Abstract
Building gene co-expression network (GCN) from gene expression data is an important field of bioinformatic research. Nowadays, RNA-seq data provides high dimensional information to quantify gene expressions in term of read counts for individual exons of genes. Such an increase in the dimension of expression data during the transition from microarray to RNA-seq era made many previous co-expression analysis algorithms based on simple univariate correlation no longer applicable. Recently, two vector-based methods, SpliceNet and RNASeqNet, have been proposed to build GCN. However, they failed to work when sample size is less than the number of exons.
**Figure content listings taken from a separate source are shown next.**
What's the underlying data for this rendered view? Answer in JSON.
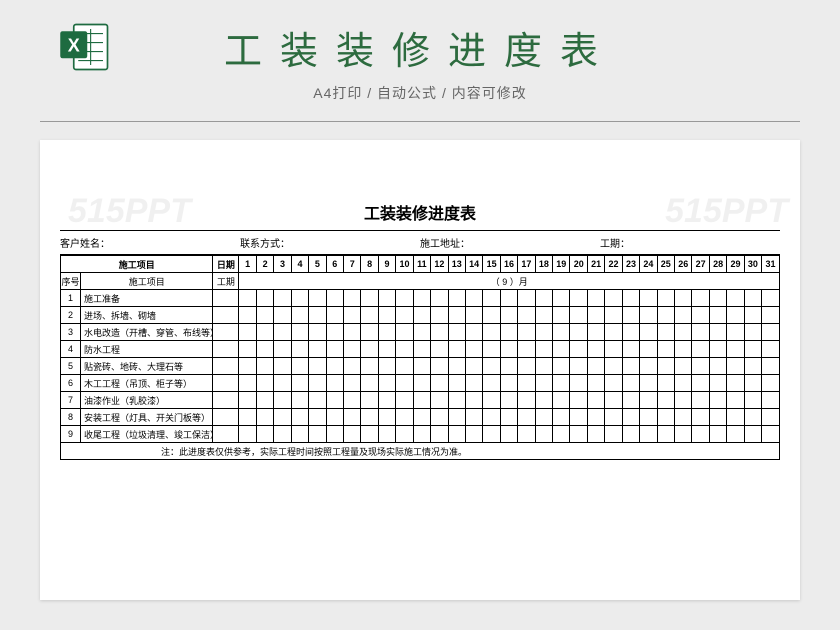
{
  "header": {
    "main_title": "工装装修进度表",
    "subtitle": "A4打印  /  自动公式  /  内容可修改"
  },
  "watermark": "515PPT",
  "sheet": {
    "title": "工装装修进度表",
    "info": {
      "customer_label": "客户姓名：",
      "contact_label": "联系方式：",
      "address_label": "施工地址：",
      "duration_label": "工期："
    },
    "table_headers": {
      "project_group": "施工项目",
      "date_label": "日期",
      "seq": "序号",
      "item": "施工项目",
      "duration": "工期",
      "month_text": "（   9   ）月"
    },
    "days": [
      "1",
      "2",
      "3",
      "4",
      "5",
      "6",
      "7",
      "8",
      "9",
      "10",
      "11",
      "12",
      "13",
      "14",
      "15",
      "16",
      "17",
      "18",
      "19",
      "20",
      "21",
      "22",
      "23",
      "24",
      "25",
      "26",
      "27",
      "28",
      "29",
      "30",
      "31"
    ],
    "rows": [
      {
        "seq": "1",
        "item": "施工准备"
      },
      {
        "seq": "2",
        "item": "进场、拆墙、砌墙"
      },
      {
        "seq": "3",
        "item": "水电改造（开槽、穿管、布线等）"
      },
      {
        "seq": "4",
        "item": "防水工程"
      },
      {
        "seq": "5",
        "item": "贴瓷砖、地砖、大理石等"
      },
      {
        "seq": "6",
        "item": "木工工程（吊顶、柜子等）"
      },
      {
        "seq": "7",
        "item": "油漆作业（乳胶漆）"
      },
      {
        "seq": "8",
        "item": "安装工程（灯具、开关门板等）"
      },
      {
        "seq": "9",
        "item": "收尾工程（垃圾清理、竣工保洁）"
      }
    ],
    "note": "注：此进度表仅供参考，实际工程时间按照工程量及现场实际施工情况为准。"
  },
  "colors": {
    "page_bg": "#ececec",
    "title_color": "#2d6b3f",
    "excel_green": "#1e6b40",
    "border": "#000000"
  }
}
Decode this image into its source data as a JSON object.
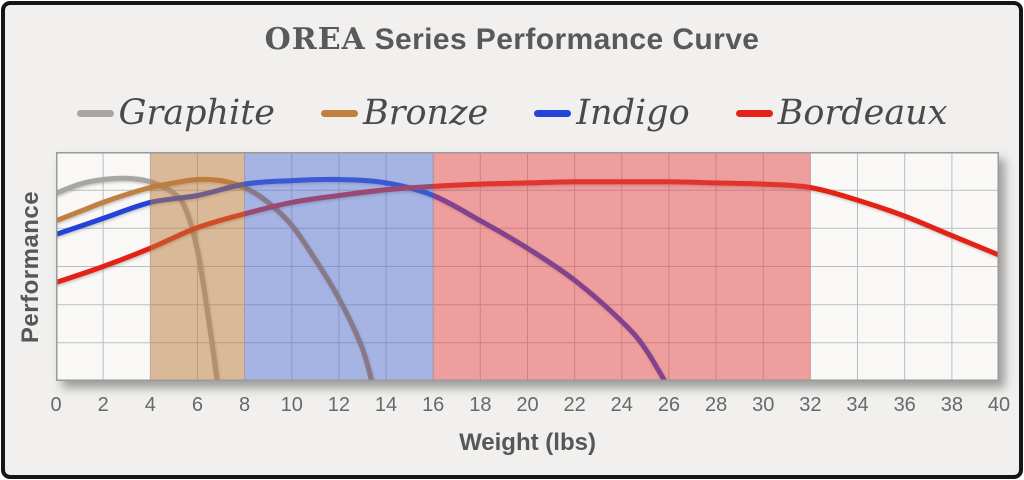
{
  "header": {
    "title_brand": "OREA",
    "title_rest": " Series Performance Curve"
  },
  "legend": {
    "items": [
      {
        "id": "graphite",
        "label": "Graphite",
        "color": "#a8a6a3"
      },
      {
        "id": "bronze",
        "label": "Bronze",
        "color": "#c0803f"
      },
      {
        "id": "indigo",
        "label": "Indigo",
        "color": "#2443d8"
      },
      {
        "id": "bordeaux",
        "label": "Bordeaux",
        "color": "#e32219"
      }
    ]
  },
  "axes": {
    "xlabel": "Weight (lbs)",
    "ylabel": "Performance"
  },
  "chart_data": {
    "type": "line",
    "title": "OREA Series Performance Curve",
    "xlabel": "Weight (lbs)",
    "ylabel": "Performance",
    "xlim": [
      0,
      40
    ],
    "ylim": [
      0,
      100
    ],
    "x_ticks": [
      0,
      2,
      4,
      6,
      8,
      10,
      12,
      14,
      16,
      18,
      20,
      22,
      24,
      26,
      28,
      30,
      32,
      34,
      36,
      38,
      40
    ],
    "y_ticks_shown": false,
    "grid": true,
    "x_grid_step": 2,
    "y_grid_divisions": 6,
    "legend_position": "top",
    "bands": [
      {
        "name": "bronze-zone",
        "from": 4,
        "to": 8,
        "color": "#bb7939",
        "opacity": 0.5
      },
      {
        "name": "indigo-zone",
        "from": 8,
        "to": 16,
        "color": "#516fcd",
        "opacity": 0.5
      },
      {
        "name": "bordeaux-zone",
        "from": 16,
        "to": 32,
        "color": "#e14343",
        "opacity": 0.5
      }
    ],
    "series": [
      {
        "name": "Graphite",
        "color": "#a8a6a3",
        "points": [
          [
            0,
            82
          ],
          [
            1,
            86
          ],
          [
            2,
            88
          ],
          [
            3,
            88.5
          ],
          [
            4,
            87
          ],
          [
            5,
            82
          ],
          [
            5.5,
            75
          ],
          [
            6,
            57
          ],
          [
            6.5,
            25
          ],
          [
            6.9,
            -5
          ]
        ]
      },
      {
        "name": "Bronze",
        "color": "#c0803f",
        "points": [
          [
            0,
            70
          ],
          [
            1,
            74
          ],
          [
            2,
            78
          ],
          [
            3,
            81.5
          ],
          [
            4,
            84.5
          ],
          [
            5,
            86.5
          ],
          [
            6,
            88
          ],
          [
            7,
            87.5
          ],
          [
            8,
            84.5
          ],
          [
            9,
            78
          ],
          [
            10,
            68
          ],
          [
            11,
            53
          ],
          [
            12,
            36
          ],
          [
            13,
            14
          ],
          [
            13.5,
            -5
          ]
        ]
      },
      {
        "name": "Indigo",
        "color": "#2443d8",
        "points": [
          [
            0,
            64
          ],
          [
            2,
            71
          ],
          [
            4,
            78
          ],
          [
            6,
            81
          ],
          [
            8,
            86
          ],
          [
            10,
            87.5
          ],
          [
            12,
            88
          ],
          [
            14,
            86.5
          ],
          [
            16,
            81
          ],
          [
            18,
            70
          ],
          [
            20,
            58
          ],
          [
            22,
            44
          ],
          [
            24,
            26
          ],
          [
            25,
            14
          ],
          [
            26.1,
            -5
          ]
        ]
      },
      {
        "name": "Bordeaux",
        "color": "#e32219",
        "points": [
          [
            0,
            43
          ],
          [
            2,
            50
          ],
          [
            4,
            58
          ],
          [
            6,
            67
          ],
          [
            8,
            73
          ],
          [
            10,
            78
          ],
          [
            12,
            81
          ],
          [
            14,
            83.5
          ],
          [
            16,
            85
          ],
          [
            18,
            86
          ],
          [
            20,
            86.5
          ],
          [
            22,
            87
          ],
          [
            24,
            87
          ],
          [
            26,
            87
          ],
          [
            28,
            86.5
          ],
          [
            30,
            86
          ],
          [
            32,
            84.5
          ],
          [
            34,
            79
          ],
          [
            36,
            72
          ],
          [
            38,
            63.5
          ],
          [
            40,
            55
          ]
        ]
      }
    ]
  },
  "colors": {
    "background": "#f1f0ee",
    "frame_border": "#161616",
    "plot_bg": "#f9f8f7",
    "gridline": "#bdbdbd",
    "axis_border": "#9a9a9a",
    "title_text": "#595959",
    "tick_text": "#686868",
    "legend_text": "#4a4a4a"
  }
}
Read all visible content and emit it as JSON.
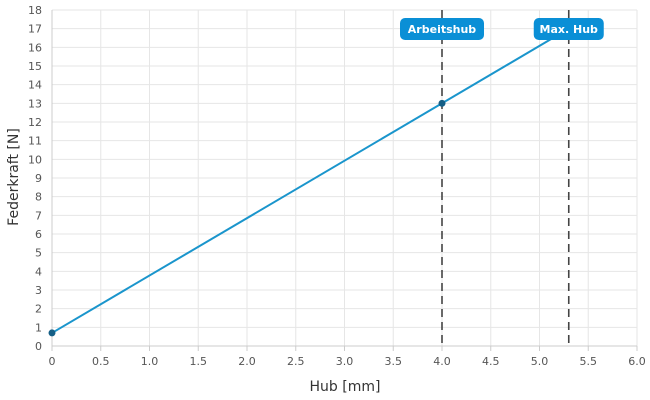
{
  "chart_data": {
    "type": "line",
    "title": "",
    "xlabel": "Hub [mm]",
    "ylabel": "Federkraft [N]",
    "xlim": [
      0,
      6
    ],
    "ylim": [
      0,
      18
    ],
    "x_ticks": [
      "0",
      "0.5",
      "1.0",
      "1.5",
      "2.0",
      "2.5",
      "3.0",
      "3.5",
      "4.0",
      "4.5",
      "5.0",
      "5.5",
      "6.0"
    ],
    "y_ticks": [
      "0",
      "1",
      "2",
      "3",
      "4",
      "5",
      "6",
      "7",
      "8",
      "9",
      "10",
      "11",
      "12",
      "13",
      "14",
      "15",
      "16",
      "17",
      "18"
    ],
    "grid": true,
    "series": [
      {
        "x": [
          0,
          5.3
        ],
        "y": [
          0.7,
          17.0
        ],
        "color": "#1a95cc"
      }
    ],
    "markers": [
      {
        "x": 0,
        "y": 0.7
      },
      {
        "x": 4.0,
        "y": 13.0
      }
    ],
    "reference_lines": [
      {
        "x": 4.0,
        "label": "Arbeitshub"
      },
      {
        "x": 5.3,
        "label": "Max. Hub"
      }
    ],
    "colors": {
      "line": "#1a95cc",
      "badge": "#0a8fd6",
      "marker": "#155f86",
      "grid": "#e6e6e6",
      "reference": "#444444"
    }
  }
}
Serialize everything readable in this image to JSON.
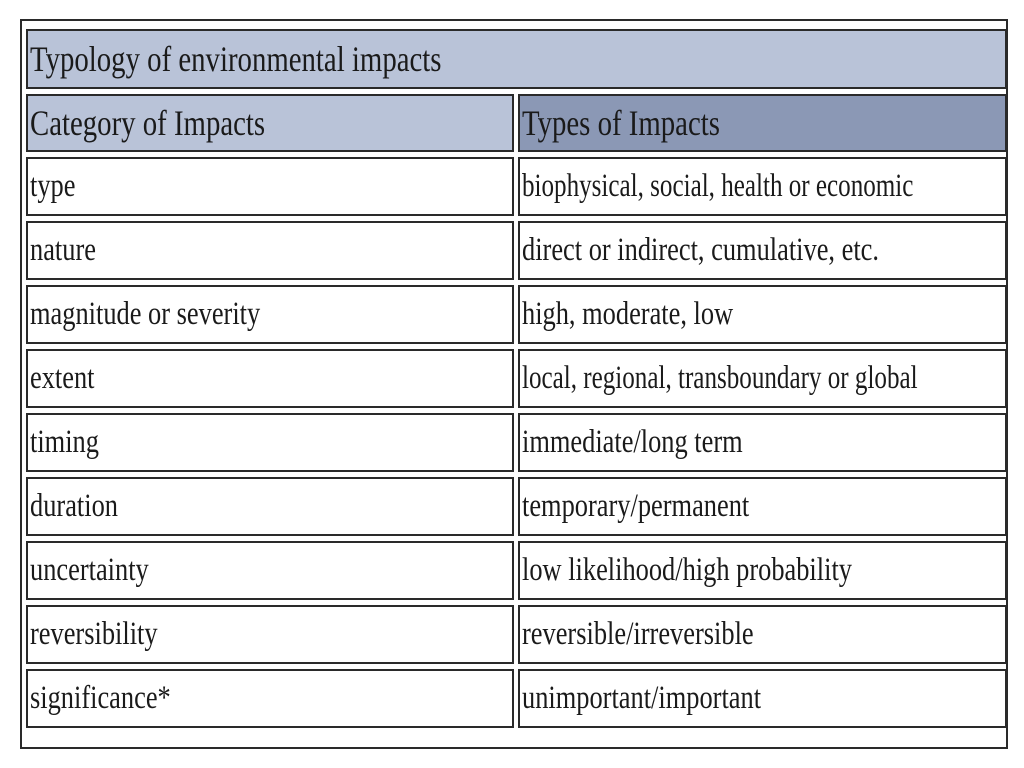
{
  "table": {
    "title": "Typology of environmental impacts",
    "headers": [
      "Category of Impacts",
      "Types of Impacts"
    ],
    "rows": [
      {
        "category": "type",
        "types": "biophysical, social, health or economic"
      },
      {
        "category": "nature",
        "types": "direct or indirect, cumulative, etc."
      },
      {
        "category": "magnitude or severity",
        "types": "high, moderate, low"
      },
      {
        "category": "extent",
        "types": "local, regional, transboundary or global"
      },
      {
        "category": "timing",
        "types": "immediate/long term"
      },
      {
        "category": "duration",
        "types": "temporary/permanent"
      },
      {
        "category": "uncertainty",
        "types": "low likelihood/high probability"
      },
      {
        "category": "reversibility",
        "types": "reversible/irreversible"
      },
      {
        "category": "significance*",
        "types": "unimportant/important"
      }
    ]
  },
  "colors": {
    "title_bg": "#b9c3d8",
    "header_left_bg": "#b9c3d8",
    "header_right_bg": "#8b98b5",
    "border": "#2a2a2a"
  }
}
We develop an algorithm called VCNet to construct GCN from RNA-seq data to overcome this dimensional problem. VCNet performs a new statistical hypothesis test based on the correlation matrix of a gene–gene pair using the Frobenius norm. The asymptotic distribution of the new test is obtained under the null model. Simulation studies demonstrate that VCNet outperforms SpliceNet and RNASeqNet for detecting edges of GCN. We also apply VCNet to two expression datasets from TCGA database: the normal breast tissue and kidney tumour tissue, and the results show that the GCNs constructed by VCNet contain more biologically meaningful interactions than existing methods.
VCNet is a useful tool to construct co-expression network.
VCNet is open source and freely available from https://github.com/wangzengmiao/VCNet under GNU LGPL v3
Supplementary data are available at Bioinformatics online.